Baseline and follow-up cognitive tests
All participants were diagnosed with SCD using the formal neuropsychological test battery SNSB [10], including the Korean version of the Mini-Mental State Examination (K-MMSE) [21], CDR, Korean version of the instrumental activities of daily living (K-IADL) scale [22], attention (digit span test), Boston naming test, tests for comprehension/repetition/fluency, visuospatial function using Rey Complex Figure Test (RCFT), verbal and visual memory function tests (SVLT and RCFT), and frontal executive function tests using contrasting program, go-no-go, Controlled Oral Word Association Test, Stroop test, and trail making test (TMT) [10]. The percentile scores, standardized scores adjusted by age, sex, and education, are based on a large nationwide Korean sample (1100 people), making it possible to perform comparisons with the population averages. Scores ≥ 16th percentile, which were compared to − 1 standard deviation (SD) of the norm, were defined as normal. Severity of the cognitive complaints was assessed using Korean-everyday cognition (ECOG), higher total score indicates more cognitive complaints [23].
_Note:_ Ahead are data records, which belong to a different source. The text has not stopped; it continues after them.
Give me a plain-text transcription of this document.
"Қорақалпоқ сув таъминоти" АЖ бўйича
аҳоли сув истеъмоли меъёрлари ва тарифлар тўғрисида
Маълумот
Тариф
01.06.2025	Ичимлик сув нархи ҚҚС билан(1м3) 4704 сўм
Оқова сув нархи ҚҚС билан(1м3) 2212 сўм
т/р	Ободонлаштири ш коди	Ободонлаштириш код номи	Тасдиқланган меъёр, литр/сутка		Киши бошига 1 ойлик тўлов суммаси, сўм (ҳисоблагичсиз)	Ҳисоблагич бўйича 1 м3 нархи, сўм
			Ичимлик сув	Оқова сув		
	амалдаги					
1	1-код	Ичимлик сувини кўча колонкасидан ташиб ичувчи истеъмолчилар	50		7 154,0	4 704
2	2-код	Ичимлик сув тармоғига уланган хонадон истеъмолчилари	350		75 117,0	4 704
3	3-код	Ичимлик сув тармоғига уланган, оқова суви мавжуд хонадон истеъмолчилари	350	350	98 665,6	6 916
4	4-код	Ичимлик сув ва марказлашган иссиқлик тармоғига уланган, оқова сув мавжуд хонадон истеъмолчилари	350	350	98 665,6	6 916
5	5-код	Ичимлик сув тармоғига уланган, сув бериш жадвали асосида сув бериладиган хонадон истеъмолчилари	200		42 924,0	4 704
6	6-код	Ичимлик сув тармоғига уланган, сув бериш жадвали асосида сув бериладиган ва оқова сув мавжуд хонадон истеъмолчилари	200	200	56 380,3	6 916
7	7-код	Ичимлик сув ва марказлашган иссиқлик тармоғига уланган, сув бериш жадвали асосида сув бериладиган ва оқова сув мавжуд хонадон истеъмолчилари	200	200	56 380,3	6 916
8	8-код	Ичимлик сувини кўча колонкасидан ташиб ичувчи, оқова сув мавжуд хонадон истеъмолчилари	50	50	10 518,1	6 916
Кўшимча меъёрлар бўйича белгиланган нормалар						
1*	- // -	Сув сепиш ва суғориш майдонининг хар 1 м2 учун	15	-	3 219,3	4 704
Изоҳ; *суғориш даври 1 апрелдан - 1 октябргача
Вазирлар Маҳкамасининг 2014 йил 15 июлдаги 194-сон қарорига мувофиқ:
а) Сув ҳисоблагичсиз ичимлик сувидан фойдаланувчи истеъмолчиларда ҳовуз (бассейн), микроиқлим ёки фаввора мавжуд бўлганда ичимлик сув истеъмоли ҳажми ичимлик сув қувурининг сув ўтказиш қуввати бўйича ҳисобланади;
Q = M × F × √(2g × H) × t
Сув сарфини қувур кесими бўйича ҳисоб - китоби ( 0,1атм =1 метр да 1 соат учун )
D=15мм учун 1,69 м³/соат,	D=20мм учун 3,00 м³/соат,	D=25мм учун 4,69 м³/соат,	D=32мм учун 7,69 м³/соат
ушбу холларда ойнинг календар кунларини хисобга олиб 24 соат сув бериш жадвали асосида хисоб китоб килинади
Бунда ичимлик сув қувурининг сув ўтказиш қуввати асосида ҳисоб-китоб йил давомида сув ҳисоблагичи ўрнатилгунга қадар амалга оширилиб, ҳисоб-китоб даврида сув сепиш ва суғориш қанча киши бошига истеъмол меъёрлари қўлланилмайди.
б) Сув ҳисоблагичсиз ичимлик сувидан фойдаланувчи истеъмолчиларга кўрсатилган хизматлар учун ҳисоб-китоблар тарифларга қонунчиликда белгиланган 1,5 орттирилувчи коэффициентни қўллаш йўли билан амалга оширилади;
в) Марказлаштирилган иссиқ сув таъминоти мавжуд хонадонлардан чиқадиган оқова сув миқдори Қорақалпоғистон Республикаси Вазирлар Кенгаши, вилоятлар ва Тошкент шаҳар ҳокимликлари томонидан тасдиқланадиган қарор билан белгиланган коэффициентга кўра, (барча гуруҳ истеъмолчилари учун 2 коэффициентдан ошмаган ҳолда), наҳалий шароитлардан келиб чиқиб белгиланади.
The annual follow-up evaluations (a visit window up to 3 months was allowed) included SNSB, neurological and physical examinations, and physician’s history taking to assess clinical progression to MCI or dementia. The cognitive tests were administered by trained neuropsychologists. Progression to MCI/ dementia was evaluated based on follow-up neuropsychological tests and history takings in an outpatient clinic. Participants with CDR score ≥ 0.5 or SVLT delayed recall scores < 7th percentile scores or any cognitive function scores (except the SVLT delayed recall) < 16th percentile in the SNSB were considered to have progressed to MCI or dementia.
Plasma amyloid beta values
Plasma amyloid beta values were measured using the Multimer Detection System-oligomeric Aß (MDS-OAß) method.24 In brief, the inBloodTM™ OAß test (People Bio Inc., Gyeonggi-do, Republic of Korea) was used to quantify MDS-OAß values in EDTA vacutainer tubes. Higher values indicate more amyloid oligomeric tendencies with vigorous amyloidosis.
Statistical analysis
Using receiver operating characteristic (ROC) curves, the cut-off values of global SUVR discriminating PET-positivity and PET-negativity on the visual rating scale with the highest Youden’s index of excellent area under curve (AUC) were determined in the study participants.
We compared cognitive and neurodegenerative changes over 24 months between the two groups. Independent t-test or nonparametric Mann–Whitney U test (based on normal distribution patterns) was used for the comparison of continuous variables between Aβ + SCD and Aβ-SCD subjects. Chi-square tests were used to compare categorical variables. Repetitive measure ANOVA was used to compare cognitive changes during the study periods between the two groups. To assess relevant baseline factors associated with cognitive changes, multivariable linear regression analysis was performed. All statistical analyses were performed using SPSS (version 18.0; SPSS Inc., Chicago, IL, USA). P-values < 0.05 were considered to indicate statistically significant differences.